Trustee Brian Cooney’s report was one of the more eye-opening segments of the evening. He laid out the pressing facility needs of the district, which includes the imperative replacement of asbestos flooring and necessary HVAC mechanical upgrades. Alongside these concerns, the ongoing construction endeavors such as the Lincoln School heater unit and high school science room projects were addressed. There’s a palpable pressure to ensure the completion of these projects by the school’s opening day, a timeline deemed as ambitious.
Funding these essential renovations is a top priority for the district. The state monitor, Mr. Egan, reported an encouraging financial picture for the district with over $4.3 million in capital reserve and an added $1.5 million in the maintenance reserve. With such funding, prospects like revamping the high school’s fieldhouse have become possible.
The loss of the district’s busing contract with Little Ferry presented challenges of its own. In response, the district has launched initiatives to recuperate revenue by taking on more routes and has planned a comprehensive busing audit this fall. Trustee Bernard Gomes underscored the significance of bus safety and the need to plan ahead for an aging fleet. In a bid to maintain good ties with Little Ferry, speakers gave a brief historical overview of the busing program, ensuring that no bad blood exists between the districts.

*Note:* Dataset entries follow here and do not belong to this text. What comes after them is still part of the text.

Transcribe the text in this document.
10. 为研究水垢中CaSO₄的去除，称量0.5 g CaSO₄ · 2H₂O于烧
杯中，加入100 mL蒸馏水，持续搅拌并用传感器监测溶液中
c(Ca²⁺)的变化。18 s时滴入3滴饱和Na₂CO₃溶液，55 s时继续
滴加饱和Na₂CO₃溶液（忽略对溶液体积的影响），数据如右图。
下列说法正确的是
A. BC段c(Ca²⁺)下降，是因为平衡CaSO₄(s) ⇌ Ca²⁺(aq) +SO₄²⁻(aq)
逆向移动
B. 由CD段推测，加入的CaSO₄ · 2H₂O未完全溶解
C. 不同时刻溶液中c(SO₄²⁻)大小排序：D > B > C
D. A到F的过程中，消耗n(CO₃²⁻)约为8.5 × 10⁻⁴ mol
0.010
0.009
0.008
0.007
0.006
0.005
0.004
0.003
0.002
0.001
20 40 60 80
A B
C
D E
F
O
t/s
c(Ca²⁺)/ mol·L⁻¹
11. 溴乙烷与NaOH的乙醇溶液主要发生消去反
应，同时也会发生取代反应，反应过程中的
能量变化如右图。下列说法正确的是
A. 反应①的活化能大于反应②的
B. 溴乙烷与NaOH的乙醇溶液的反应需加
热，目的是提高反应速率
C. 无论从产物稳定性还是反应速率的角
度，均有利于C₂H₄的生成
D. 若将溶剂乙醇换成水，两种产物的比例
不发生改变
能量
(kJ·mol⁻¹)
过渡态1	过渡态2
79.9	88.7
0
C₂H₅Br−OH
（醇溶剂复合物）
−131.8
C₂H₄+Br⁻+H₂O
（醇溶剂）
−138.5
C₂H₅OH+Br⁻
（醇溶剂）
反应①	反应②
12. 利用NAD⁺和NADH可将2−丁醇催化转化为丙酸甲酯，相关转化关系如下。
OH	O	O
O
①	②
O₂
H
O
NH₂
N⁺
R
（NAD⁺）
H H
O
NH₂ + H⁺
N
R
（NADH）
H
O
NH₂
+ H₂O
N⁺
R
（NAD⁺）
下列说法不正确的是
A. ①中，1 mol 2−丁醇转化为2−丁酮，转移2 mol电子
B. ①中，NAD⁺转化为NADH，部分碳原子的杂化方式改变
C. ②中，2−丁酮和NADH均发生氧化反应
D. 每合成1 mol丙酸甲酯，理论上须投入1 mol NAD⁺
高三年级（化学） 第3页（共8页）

The most contentious point of the evening was the abrupt decline by a candidate for the business administrator position, which followed a board meeting in July. Rumblings suggested that some district administrators might have discouraged the candidate from taking up the role. To address the rising concerns, Mr. Egan, in a bid for transparency and fairness, has hired an independent attorney to probe into these allegations. Egan accentuated the need to present a unified front, steering clear of internal discord.
During the public comment period, the “alarmingly low” eighth-grade math scores were a focal point of concern. One attendee, deeply troubled by these figures, expressed fears about the future prospects of these students in advanced courses, like algebra. This person also noted a conspicuous absence of parent engagement in the board meetings, suggesting the introduction of an email blast system to inform parents about upcoming meetings and boost transparency.
In conclusion, Dr. Martinez stressed the board’s commitment to addressing the questions and worries raised during the meeting. He encouraged attendees to reach out via email for any clarifications, and called for increased community participation in the decision-making process, emphasizing the crucial role of public involvement in shaping educational outcomes.